The beginning of a new year always seems to bring with it resolutions, goals, new planning, and strategic visionary strategies conceptualized to foster synergized evangelism and actualize forward-focused proactive memes in the hyper-personalized link economy of freemiums. And delight the customers. Smell the synergy.
Just kidding. Kind of.
I am actually starting to put together Information Security strategies for 2010 for work, along with some personal goals. Here are some things to keep in mind if you’re doing the same.
Be specific. Creating vague goals like “improve customer satisfaction” or “eat better” are only starting points at best. You need to have specific, tactical actions to work on that add up to accomplishing the big picture. In the customer satisfaction example, you need to know what customers are currently unsatisfied with, what would make them happier, and what types of things you could accomplish to work towards that. And what does eating better mean? What are you eating now that you should stop? What do you want the benefit to be, weight loss, cholesterol levels, etc? It doesn’t matter if it’s process improvement, sales, your health, just be specific. I’ve seen something similar called S.M.A.R.T. goals (specific, measurable, attainable, realistic, timely.)

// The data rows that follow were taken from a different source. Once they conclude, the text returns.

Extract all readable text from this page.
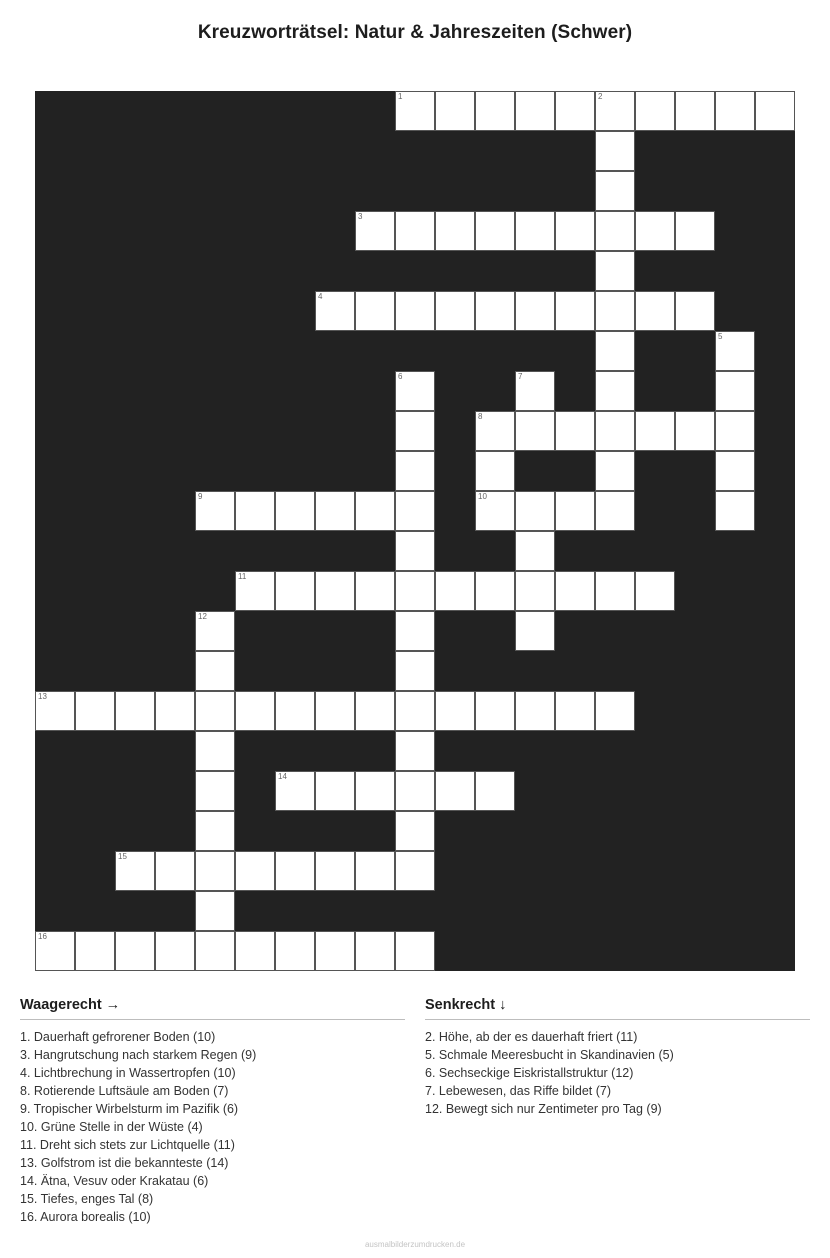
Kreuzworträtsel: Natur & Jahreszeiten (Schwer)
1	2
3
4
5
6	7
8
9	10
11
12
13
14
15
16
Waagerecht →
1. Dauerhaft gefrorener Boden (10)
3. Hangrutschung nach starkem Regen (9)
4. Lichtbrechung in Wassertropfen (10)
8. Rotierende Luftsäule am Boden (7)
9. Tropischer Wirbelsturm im Pazifik (6)
10. Grüne Stelle in der Wüste (4)
11. Dreht sich stets zur Lichtquelle (11)
13. Golfstrom ist die bekannteste (14)
14. Ätna, Vesuv oder Krakatau (6)
15. Tiefes, enges Tal (8)
16. Aurora borealis (10)
Senkrecht ↓
2. Höhe, ab der es dauerhaft friert (11)
5. Schmale Meeresbucht in Skandinavien (5)
6. Sechseckige Eiskristallstruktur (12)
7. Lebewesen, das Riffe bildet (7)
12. Bewegt sich nur Zentimeter pro Tag (9)
ausmalbilderzumdrucken.de
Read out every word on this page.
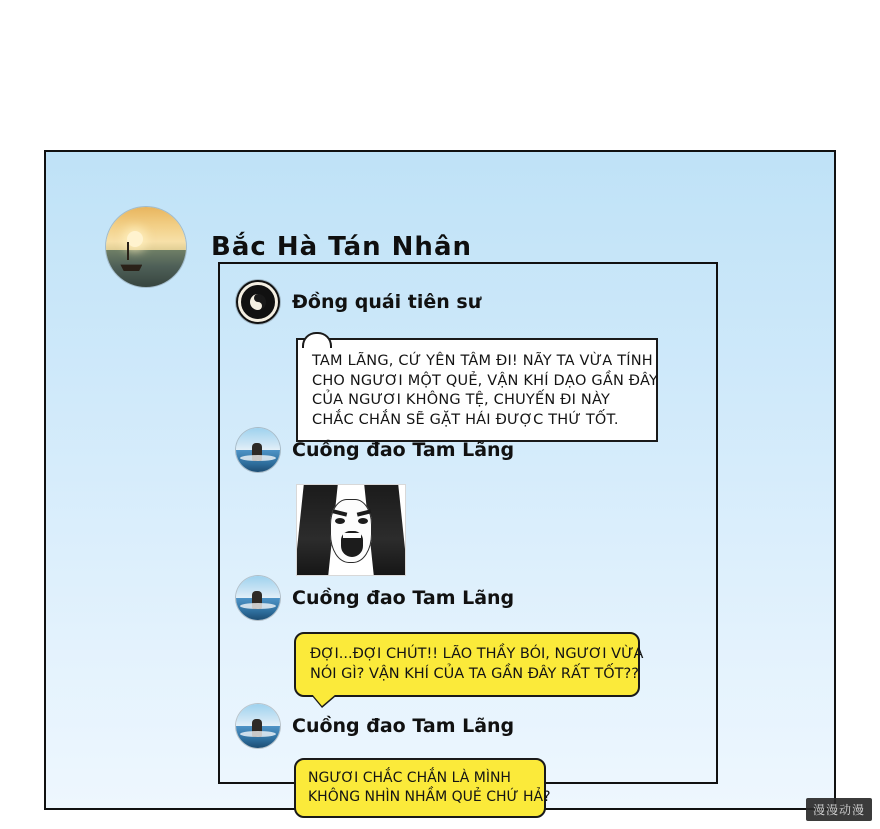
Bắc Hà Tán Nhân
Đồng quái tiên sư
TAM LÃNG, CỨ YÊN TÂM ĐI! NÃY TA VỪA TÍNH
CHO NGƯƠI MỘT QUẺ, VẬN KHÍ DẠO GẦN ĐÂY
CỦA NGƯƠI KHÔNG TỆ, CHUYẾN ĐI NÀY
CHẮC CHẮN SẼ GẶT HÁI ĐƯỢC THỨ TỐT.
Cuồng đao Tam Lãng
Cuồng đao Tam Lãng
ĐỢI...ĐỢI CHÚT!! LÃO THẦY BÓI, NGƯƠI VỪA
NÓI GÌ? VẬN KHÍ CỦA TA GẦN ĐÂY RẤT TỐT??
Cuồng đao Tam Lãng
NGƯƠI CHẮC CHẮN LÀ MÌNH
KHÔNG NHÌN NHẦM QUẺ CHỨ HẢ?
漫漫动漫
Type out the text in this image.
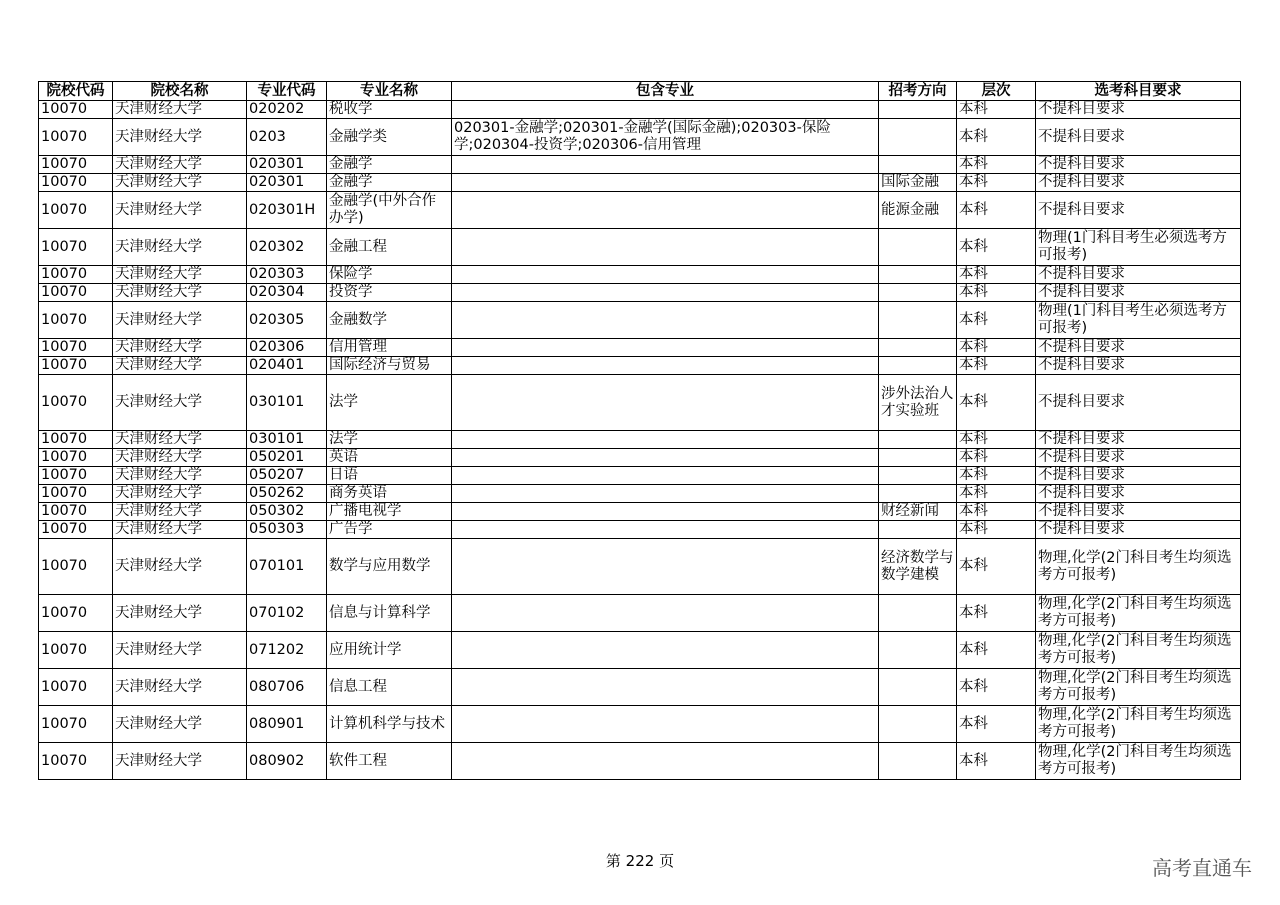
院校代码	院校名称	专业代码	专业名称	包含专业	招考方向	层次	选考科目要求
10070	天津财经大学	020202	税收学			本科	不提科目要求
10070	天津财经大学	0203	金融学类	020301-金融学;020301-金融学(国际金融);020303-保险学;020304-投资学;020306-信用管理		本科	不提科目要求
10070	天津财经大学	020301	金融学			本科	不提科目要求
10070	天津财经大学	020301	金融学		国际金融	本科	不提科目要求
10070	天津财经大学	020301H	金融学(中外合作办学)		能源金融	本科	不提科目要求
10070	天津财经大学	020302	金融工程			本科	物理(1门科目考生必须选考方可报考)
10070	天津财经大学	020303	保险学			本科	不提科目要求
10070	天津财经大学	020304	投资学			本科	不提科目要求
10070	天津财经大学	020305	金融数学			本科	物理(1门科目考生必须选考方可报考)
10070	天津财经大学	020306	信用管理			本科	不提科目要求
10070	天津财经大学	020401	国际经济与贸易			本科	不提科目要求
10070	天津财经大学	030101	法学		涉外法治人才实验班	本科	不提科目要求
10070	天津财经大学	030101	法学			本科	不提科目要求
10070	天津财经大学	050201	英语			本科	不提科目要求
10070	天津财经大学	050207	日语			本科	不提科目要求
10070	天津财经大学	050262	商务英语			本科	不提科目要求
10070	天津财经大学	050302	广播电视学		财经新闻	本科	不提科目要求
10070	天津财经大学	050303	广告学			本科	不提科目要求
10070	天津财经大学	070101	数学与应用数学		经济数学与数学建模	本科	物理,化学(2门科目考生均须选考方可报考)
10070	天津财经大学	070102	信息与计算科学			本科	物理,化学(2门科目考生均须选考方可报考)
10070	天津财经大学	071202	应用统计学			本科	物理,化学(2门科目考生均须选考方可报考)
10070	天津财经大学	080706	信息工程			本科	物理,化学(2门科目考生均须选考方可报考)
10070	天津财经大学	080901	计算机科学与技术			本科	物理,化学(2门科目考生均须选考方可报考)
10070	天津财经大学	080902	软件工程			本科	物理,化学(2门科目考生均须选考方可报考)
第 222 页	高考直通车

Measure the what and how. Now that you’ve been specific with tasks that will roll up into accomplishing your goals, think about how to measure those tasks and what the metrics might look like. If you don’t know know how to measure, how will you know where you are? Is it just that something gets checked off a list? Reduced by a certain quantity? Change how long something takes to get done? Try to have something quantifiable rather than purely subjective. That will help you to both see how you’re progressing as well as feel like you’ve got something done. Some examples include:
- Improve Customer Service -> Resolve 5% more service tickets per day within the required window.
- Reduce Help Desk Workload -> Implement a self-service tool for resetting user passwords.
- Eat Better -> Drink one less can of soda a day for 30 days.
- Get a raise -> Study for a professional certification; read one chapter on the study guide every seven days.
- Save Money -> Cut out two trips to That Coffee Place a week and set the cash aside in an envelope.
- Sell more online -> Get 10 new unique visitors to your site each month.
Optimal is key. Know the difference between better, optimal, and perfect. Better is what you’ll get done a little each day, optimal should be where you hope to eventually be, and perfect is what you will kill yourself trying to get to but will never. Forget that last bit.
Be realistic. Take each thing one at a time to start out, and pace yourself. Focus on what you have the ability to change and impact. For example, there is a difference between customer service and customer satisfaction. You have direct control over the customer service you provide, but indirect control over customer satisfaction. You could do everything right but still have an unsatisfied customer (although some might argue that means you missed something.) You may need to collect information on satisfaction, but it’s service that your tactical efforts would be applied to, which would hopefully result in improved satisfaction. Einstein was quoted as stating, “not everything that matters can be measured and not everything that can be measured matters.” It’s important to keep things in perspective. You’re not aiming for rabid data collection, just enough to know if you’re getting done what you want to or need to.
“My goal is simple. It is a complete understanding of the universe, why it is as it is and why it exists at all.” – Stephen Hawking
Write it down. People that write down their goals are more likely to accomplish them. Really. I read that somewhere. Go look it up. Then write it down.
Avoid burnout. Check back for some upcoming posts about how to avoid job burnout. Or whatever. I don’t care anymore, I can’t take this. I’ve learned to be helpless.
Track it. Another topic for future posts. But essentially once you’ve written things down, you need a way to record what you stopped/started doing/did more of/less of. Spreadsheet, GoogleDoc, Evernote, Handy Dandy notebook, sand paintings, it’s just what works for you.
Re-evaluate. Along with your specific goals, identified measurements, and realistic expectations, you should identify how often and when to check on what you’ve accomplished so far and what there is left. See if what you’ve accomplished so far is having the desired or expected affect against the big picture, and adjust what you’re doing if you need to. In the customer service example, maybe 5% is helping, but not enough, so you can try for another 5%. Lost some weight, but still drinking 5 cans of soda a day instead of 6? Maybe try 4, or switch to diet soda and see what happens.
Quit. That’s right, quit. Quitters never lose. Seriously though, know when to stop. If what you’re trying to accomplish just doesn’t seem like it’s going to happen, you may be wasting a lot of time and effort. That effort might be better spent on other things or in more constructive ways. You could consider it a failure only if you plodded along and continued on fruitlessly.
Succeed! When you’ve done all this, a little bit here and there, you make progress and before you know it you’ve accomplished a lot and may have reached your goal. It’s just that simple, right?